The strength of this study was the quantification of sympathetic activity following a meal. The notion that sympathetic “responsiveness” is important is not new; however, when we examined the relationship between the change in sympathetic activity (MSNA burst frequency, burst incidence, plasma norepinephrine) following the meal and β‐REE or β‐TEF, there were no obvious correlations (P‐value range 0.17–0.75). Taken together, our data suggest that baseline sympathetic activity is an important contributor to REE in healthy young humans. However, our results do not support the idea that the sympathetic response to a meal is a major contributor to the TEF component of daily energy expenditure. Furthermore, significant relationships between measures of sympathetic activity and β‐REE, rather than β‐TEF (change in REE from baseline), suggests the effect of propranolol on REE at baseline (prior to the meal) likely plays a major role in the sympathetic contribution of the response to a meal.

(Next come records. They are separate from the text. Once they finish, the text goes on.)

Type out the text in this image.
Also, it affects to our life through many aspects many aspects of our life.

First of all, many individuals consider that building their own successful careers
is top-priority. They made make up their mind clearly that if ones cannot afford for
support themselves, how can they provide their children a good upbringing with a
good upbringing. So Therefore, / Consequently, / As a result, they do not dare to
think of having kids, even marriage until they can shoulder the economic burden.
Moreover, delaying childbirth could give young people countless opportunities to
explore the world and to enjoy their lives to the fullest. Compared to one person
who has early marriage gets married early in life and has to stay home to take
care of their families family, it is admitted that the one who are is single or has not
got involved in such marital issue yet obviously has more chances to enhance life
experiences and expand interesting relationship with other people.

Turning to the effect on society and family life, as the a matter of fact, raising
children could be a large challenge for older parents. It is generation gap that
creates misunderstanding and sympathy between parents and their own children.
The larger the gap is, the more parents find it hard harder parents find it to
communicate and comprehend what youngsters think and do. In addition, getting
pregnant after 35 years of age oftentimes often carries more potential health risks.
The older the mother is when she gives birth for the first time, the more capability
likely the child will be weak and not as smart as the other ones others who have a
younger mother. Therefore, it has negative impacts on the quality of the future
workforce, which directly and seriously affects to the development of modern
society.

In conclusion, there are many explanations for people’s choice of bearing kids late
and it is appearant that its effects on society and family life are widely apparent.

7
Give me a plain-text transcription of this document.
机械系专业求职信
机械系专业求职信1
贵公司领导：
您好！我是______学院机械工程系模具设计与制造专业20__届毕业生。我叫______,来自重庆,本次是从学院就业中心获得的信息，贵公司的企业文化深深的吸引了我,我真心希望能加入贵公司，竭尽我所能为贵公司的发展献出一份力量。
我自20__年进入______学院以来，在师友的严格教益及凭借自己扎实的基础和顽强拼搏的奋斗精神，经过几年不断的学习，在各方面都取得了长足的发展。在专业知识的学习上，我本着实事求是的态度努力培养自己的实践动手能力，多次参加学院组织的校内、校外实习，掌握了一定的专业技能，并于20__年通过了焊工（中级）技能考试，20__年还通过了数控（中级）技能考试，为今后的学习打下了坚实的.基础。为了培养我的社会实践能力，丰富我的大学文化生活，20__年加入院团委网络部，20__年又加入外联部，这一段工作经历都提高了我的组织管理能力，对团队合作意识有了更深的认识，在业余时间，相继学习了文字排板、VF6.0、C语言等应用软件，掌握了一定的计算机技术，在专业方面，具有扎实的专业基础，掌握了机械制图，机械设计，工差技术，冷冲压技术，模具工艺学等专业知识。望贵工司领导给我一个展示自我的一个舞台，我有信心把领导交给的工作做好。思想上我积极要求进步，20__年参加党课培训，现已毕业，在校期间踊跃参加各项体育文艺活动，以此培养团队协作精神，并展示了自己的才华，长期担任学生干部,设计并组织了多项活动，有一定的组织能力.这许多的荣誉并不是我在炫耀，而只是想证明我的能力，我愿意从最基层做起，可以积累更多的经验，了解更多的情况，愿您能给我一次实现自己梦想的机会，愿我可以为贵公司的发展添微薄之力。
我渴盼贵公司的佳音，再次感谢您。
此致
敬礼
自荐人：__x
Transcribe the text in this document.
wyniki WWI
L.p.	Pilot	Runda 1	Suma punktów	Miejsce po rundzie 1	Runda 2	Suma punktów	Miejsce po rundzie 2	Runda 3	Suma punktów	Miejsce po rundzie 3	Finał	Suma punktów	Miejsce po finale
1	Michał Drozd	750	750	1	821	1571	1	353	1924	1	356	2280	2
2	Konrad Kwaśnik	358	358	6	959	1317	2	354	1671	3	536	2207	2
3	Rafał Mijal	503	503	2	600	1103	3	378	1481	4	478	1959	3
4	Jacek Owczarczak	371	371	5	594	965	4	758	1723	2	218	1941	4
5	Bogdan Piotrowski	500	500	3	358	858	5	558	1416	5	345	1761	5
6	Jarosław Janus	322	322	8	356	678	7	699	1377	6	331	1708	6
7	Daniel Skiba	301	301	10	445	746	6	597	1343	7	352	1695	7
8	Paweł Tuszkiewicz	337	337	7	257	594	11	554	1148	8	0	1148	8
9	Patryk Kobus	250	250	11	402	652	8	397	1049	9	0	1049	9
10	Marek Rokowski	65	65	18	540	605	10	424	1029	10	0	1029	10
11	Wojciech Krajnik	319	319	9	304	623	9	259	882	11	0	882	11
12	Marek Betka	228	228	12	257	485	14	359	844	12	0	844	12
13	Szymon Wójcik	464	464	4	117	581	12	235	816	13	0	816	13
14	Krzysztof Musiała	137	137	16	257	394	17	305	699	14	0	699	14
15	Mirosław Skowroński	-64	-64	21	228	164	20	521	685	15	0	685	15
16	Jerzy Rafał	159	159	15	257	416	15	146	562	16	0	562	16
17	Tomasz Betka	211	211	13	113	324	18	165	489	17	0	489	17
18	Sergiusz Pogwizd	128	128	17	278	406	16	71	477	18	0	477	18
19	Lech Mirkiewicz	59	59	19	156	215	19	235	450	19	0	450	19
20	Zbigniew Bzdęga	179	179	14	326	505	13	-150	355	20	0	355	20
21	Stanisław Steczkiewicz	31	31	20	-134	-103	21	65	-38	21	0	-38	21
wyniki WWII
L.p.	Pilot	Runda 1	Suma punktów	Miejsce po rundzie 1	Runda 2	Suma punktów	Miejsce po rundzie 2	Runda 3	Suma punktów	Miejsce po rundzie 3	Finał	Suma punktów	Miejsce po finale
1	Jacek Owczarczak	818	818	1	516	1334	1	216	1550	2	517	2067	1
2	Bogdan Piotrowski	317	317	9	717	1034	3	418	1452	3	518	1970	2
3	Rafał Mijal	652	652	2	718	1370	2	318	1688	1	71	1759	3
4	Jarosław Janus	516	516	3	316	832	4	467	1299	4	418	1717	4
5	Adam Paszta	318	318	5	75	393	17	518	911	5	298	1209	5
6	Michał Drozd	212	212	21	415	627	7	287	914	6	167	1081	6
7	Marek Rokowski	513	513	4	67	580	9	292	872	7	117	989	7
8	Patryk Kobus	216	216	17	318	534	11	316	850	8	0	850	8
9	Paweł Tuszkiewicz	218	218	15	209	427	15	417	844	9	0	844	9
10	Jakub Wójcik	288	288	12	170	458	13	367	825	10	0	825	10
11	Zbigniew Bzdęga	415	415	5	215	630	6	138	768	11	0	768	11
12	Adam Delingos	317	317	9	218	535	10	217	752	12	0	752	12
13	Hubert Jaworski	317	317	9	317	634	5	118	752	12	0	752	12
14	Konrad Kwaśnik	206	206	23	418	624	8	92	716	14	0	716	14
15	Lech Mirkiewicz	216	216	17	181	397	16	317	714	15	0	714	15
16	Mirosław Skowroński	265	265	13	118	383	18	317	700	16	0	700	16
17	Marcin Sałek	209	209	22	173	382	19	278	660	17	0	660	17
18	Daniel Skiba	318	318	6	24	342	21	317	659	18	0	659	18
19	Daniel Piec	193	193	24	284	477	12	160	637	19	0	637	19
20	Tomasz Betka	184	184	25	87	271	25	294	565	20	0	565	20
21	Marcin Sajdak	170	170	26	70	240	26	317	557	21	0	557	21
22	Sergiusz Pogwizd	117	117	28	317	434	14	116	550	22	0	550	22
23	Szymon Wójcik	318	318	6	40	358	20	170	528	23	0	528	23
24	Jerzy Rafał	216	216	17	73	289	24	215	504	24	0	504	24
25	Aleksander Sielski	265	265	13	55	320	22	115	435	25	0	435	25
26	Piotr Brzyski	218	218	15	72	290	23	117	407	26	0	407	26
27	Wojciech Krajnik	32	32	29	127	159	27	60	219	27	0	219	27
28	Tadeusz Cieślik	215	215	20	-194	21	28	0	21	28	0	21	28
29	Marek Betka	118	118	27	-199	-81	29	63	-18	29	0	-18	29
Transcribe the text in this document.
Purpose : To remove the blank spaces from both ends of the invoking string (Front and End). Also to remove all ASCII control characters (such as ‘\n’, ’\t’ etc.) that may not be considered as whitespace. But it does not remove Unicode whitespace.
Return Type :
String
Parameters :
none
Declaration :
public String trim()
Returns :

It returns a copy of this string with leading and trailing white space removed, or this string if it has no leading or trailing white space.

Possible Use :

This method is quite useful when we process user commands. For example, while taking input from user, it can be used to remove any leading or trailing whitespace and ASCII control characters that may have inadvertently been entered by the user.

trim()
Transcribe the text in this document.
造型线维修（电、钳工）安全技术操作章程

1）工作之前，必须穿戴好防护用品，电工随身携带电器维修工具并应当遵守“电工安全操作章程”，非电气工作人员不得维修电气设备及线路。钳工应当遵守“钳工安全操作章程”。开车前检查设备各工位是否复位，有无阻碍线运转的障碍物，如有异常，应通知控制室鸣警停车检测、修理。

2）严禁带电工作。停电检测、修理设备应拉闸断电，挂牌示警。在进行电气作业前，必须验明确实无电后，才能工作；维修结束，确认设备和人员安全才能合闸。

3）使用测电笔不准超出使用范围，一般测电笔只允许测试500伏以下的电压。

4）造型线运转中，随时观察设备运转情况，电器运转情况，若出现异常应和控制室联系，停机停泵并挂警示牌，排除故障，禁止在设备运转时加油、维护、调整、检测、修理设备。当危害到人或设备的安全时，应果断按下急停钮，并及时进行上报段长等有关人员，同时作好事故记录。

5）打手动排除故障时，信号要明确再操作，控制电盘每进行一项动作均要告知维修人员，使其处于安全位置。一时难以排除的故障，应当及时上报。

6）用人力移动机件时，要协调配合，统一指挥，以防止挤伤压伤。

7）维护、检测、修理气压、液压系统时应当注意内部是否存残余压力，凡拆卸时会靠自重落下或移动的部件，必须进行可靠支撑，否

Total energy expenditure can be divided into three primary categories: REE (basal metabolism), TEF, thermic effect of physical activity. Thus, TEF (and in particular, β‐TEF) is only one component of overall daily energy expenditure. With this study design, we were unable to test the contribution of MSNA and β‐TEF on overall energy balance and/or weight gain. Overfeeding or longitudinal studies would be needed to determine if a greater β‐TEF may be protective of long‐term weight gain.

Conclusion

In conclusion, we have shown that systemic β‐adrenergic receptor blockade results in a greater fall in the energy expenditure response to ingestion of a liquid mixed meal in young healthy individuals with higher baseline levels of MSNA. This finding is important to the understanding of the role of the sympathetic nervous system on regulating baseline energy expenditure and energy expenditure in response to a meal. Further studies are needed to determine if high levels of MSNA are protective against weight gain in young healthy individuals.

Conflict of Interest

There are no competing interests and no relevant conflicts of interest.